In the beginning means before creation, and that includes the creation of time. So "In the beginning" means in eternity, and the Word was there and with the God, and the Word was God (meaning exactly like the God He was with---------- and as I have said before, that means being alive--------if the Word was not alive the Word was not like God)
Then it goes on to say that through this Word all things were made.
So I suppose you deny that there was life in this Word, and so think that it was not really like God, God.

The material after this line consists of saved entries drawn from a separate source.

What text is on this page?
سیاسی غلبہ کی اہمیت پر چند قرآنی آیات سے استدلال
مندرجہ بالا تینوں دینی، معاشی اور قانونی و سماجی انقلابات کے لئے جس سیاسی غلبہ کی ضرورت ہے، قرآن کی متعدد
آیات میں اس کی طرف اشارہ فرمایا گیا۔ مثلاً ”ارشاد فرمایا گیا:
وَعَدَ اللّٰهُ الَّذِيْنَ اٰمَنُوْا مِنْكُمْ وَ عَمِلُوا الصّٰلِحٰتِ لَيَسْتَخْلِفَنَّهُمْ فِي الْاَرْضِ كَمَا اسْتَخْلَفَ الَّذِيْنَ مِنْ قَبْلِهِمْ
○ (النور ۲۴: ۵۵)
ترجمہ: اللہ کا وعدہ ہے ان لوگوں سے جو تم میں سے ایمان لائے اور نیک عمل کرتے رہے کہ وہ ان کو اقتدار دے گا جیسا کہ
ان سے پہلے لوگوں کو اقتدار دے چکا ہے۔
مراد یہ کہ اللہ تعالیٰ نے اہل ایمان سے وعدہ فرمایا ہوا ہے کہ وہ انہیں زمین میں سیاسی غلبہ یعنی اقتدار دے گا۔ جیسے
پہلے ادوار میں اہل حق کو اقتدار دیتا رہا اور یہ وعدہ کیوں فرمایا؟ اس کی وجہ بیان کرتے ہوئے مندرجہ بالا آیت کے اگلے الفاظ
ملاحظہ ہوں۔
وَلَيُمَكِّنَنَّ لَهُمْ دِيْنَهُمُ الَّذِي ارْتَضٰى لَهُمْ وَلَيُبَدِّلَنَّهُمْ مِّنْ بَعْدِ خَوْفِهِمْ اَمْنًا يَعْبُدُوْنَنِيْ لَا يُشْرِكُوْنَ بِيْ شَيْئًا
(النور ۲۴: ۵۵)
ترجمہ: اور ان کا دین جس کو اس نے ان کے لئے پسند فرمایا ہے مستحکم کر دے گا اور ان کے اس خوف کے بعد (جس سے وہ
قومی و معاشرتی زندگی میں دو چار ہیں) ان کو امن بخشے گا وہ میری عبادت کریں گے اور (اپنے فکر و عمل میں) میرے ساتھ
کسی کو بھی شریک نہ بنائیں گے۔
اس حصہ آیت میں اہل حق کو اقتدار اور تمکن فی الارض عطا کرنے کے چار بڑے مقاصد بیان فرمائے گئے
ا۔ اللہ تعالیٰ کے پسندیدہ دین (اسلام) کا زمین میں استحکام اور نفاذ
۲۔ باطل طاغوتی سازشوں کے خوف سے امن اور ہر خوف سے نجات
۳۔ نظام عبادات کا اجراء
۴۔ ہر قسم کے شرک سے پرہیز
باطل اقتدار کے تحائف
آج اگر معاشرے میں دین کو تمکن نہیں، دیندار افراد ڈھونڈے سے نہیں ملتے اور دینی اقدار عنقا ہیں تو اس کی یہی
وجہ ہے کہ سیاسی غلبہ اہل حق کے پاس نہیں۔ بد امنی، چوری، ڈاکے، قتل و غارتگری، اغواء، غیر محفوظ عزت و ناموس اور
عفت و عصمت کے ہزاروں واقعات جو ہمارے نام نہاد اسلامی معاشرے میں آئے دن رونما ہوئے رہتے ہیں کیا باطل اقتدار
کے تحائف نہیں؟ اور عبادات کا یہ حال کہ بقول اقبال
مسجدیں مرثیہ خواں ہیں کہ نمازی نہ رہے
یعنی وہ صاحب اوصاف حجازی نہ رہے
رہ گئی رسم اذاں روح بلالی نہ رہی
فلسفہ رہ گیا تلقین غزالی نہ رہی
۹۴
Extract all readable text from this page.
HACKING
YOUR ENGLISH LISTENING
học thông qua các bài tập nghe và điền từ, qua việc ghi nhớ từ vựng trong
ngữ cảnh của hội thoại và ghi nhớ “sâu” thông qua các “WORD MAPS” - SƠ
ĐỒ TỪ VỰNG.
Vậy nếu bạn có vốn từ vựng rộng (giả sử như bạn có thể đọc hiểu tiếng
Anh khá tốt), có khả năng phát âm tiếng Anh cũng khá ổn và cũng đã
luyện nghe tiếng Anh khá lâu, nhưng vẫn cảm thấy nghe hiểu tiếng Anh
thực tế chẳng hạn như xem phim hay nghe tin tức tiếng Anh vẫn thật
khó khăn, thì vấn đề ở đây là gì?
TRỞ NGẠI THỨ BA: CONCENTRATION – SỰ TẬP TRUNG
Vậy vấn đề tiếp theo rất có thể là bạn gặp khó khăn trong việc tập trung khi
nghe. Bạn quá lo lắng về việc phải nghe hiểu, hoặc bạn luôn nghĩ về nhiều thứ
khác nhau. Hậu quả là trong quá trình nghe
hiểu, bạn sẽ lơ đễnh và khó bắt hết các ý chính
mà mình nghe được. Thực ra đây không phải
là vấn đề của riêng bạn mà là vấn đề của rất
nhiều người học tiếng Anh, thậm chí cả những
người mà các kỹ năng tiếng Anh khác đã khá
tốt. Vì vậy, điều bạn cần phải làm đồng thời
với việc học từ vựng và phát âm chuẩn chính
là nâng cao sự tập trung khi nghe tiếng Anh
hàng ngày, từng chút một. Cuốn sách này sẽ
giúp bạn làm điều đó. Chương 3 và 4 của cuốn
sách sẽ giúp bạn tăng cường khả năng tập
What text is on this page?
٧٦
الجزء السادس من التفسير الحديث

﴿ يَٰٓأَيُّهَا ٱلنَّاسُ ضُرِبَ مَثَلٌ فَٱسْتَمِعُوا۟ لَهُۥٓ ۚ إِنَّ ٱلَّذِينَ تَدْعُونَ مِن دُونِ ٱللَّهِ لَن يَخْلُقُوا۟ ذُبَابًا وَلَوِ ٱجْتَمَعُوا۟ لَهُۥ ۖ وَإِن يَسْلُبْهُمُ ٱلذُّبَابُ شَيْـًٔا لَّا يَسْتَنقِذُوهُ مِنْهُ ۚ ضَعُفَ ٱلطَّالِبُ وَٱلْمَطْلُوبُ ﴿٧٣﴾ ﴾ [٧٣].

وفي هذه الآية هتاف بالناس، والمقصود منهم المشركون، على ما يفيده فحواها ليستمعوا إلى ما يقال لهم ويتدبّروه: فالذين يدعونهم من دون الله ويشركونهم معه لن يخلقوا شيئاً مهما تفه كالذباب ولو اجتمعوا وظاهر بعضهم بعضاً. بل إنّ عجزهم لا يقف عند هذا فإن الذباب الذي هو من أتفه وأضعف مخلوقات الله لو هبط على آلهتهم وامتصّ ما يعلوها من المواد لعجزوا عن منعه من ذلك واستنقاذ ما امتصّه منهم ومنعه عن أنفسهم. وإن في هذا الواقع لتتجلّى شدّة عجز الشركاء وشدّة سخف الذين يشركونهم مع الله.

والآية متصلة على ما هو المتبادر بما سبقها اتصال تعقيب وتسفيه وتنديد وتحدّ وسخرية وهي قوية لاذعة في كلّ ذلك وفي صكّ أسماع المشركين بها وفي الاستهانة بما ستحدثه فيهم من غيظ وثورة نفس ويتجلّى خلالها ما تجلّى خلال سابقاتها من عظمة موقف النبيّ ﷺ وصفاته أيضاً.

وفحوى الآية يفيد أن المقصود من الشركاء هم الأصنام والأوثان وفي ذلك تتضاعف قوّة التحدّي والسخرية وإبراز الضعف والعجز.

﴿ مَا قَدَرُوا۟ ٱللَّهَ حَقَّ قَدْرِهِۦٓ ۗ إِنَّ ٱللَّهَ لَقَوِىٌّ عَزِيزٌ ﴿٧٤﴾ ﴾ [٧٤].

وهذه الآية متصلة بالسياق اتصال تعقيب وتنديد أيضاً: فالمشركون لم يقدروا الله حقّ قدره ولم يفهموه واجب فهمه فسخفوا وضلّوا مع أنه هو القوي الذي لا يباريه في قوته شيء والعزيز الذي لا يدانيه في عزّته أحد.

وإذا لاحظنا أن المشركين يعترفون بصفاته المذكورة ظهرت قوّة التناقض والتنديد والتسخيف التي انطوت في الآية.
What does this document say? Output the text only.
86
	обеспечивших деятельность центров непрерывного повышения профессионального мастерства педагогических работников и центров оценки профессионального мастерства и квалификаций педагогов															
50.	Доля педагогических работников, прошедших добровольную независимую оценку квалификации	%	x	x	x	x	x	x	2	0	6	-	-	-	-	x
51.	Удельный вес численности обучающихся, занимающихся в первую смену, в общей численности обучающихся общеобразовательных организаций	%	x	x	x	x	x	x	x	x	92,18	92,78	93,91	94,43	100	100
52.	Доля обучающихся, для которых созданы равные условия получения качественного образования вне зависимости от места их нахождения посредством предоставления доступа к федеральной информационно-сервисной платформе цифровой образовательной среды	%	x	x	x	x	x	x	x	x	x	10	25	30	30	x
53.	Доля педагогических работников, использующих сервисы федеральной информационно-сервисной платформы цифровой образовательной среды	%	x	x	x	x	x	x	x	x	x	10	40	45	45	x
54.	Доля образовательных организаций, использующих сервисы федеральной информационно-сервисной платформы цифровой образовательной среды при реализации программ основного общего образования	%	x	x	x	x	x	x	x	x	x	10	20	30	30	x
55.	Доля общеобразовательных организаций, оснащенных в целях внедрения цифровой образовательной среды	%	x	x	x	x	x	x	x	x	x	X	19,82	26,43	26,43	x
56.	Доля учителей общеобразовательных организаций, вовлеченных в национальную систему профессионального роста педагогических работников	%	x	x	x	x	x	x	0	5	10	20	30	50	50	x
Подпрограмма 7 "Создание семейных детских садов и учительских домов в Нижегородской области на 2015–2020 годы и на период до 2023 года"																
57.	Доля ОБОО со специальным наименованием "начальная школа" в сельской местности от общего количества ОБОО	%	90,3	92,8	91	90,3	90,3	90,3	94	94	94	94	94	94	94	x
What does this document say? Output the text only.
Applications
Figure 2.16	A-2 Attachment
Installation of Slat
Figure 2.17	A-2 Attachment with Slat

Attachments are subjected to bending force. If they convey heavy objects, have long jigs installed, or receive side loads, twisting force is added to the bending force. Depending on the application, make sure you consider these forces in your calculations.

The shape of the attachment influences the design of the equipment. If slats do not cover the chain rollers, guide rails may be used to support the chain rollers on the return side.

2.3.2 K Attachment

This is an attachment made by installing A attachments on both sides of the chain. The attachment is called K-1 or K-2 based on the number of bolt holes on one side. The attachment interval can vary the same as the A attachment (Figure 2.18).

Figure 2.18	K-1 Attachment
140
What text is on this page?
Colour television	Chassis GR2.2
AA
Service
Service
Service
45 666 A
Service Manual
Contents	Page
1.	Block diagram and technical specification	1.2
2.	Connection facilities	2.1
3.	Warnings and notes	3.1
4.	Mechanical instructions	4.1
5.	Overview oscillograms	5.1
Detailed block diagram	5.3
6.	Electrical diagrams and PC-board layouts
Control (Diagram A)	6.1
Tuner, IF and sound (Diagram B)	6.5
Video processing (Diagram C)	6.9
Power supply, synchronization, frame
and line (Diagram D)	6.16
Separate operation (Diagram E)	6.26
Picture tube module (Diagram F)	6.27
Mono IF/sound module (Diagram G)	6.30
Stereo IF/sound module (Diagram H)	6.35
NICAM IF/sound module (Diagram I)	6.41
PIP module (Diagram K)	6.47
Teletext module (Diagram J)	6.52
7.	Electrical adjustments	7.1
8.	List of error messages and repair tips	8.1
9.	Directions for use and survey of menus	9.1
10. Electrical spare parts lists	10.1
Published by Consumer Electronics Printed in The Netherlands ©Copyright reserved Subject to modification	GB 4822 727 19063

But the Word was alive and through Him all things have been made and this Word was the Son through whom all things were made (Heb 1) and was the one who came to earth as a man and to His own and who had made the world but the world did not recognise Him.
I pointed out clear and concise points NOT because I did not think you did not agree with those passages but it is those clear and concise passages that are contradictory to the other passages you keep bringing up.
No they don't contradict my beliefs or other passages I keep bringing up unless you misunderstand my beliefs and the passages I keep bringing up.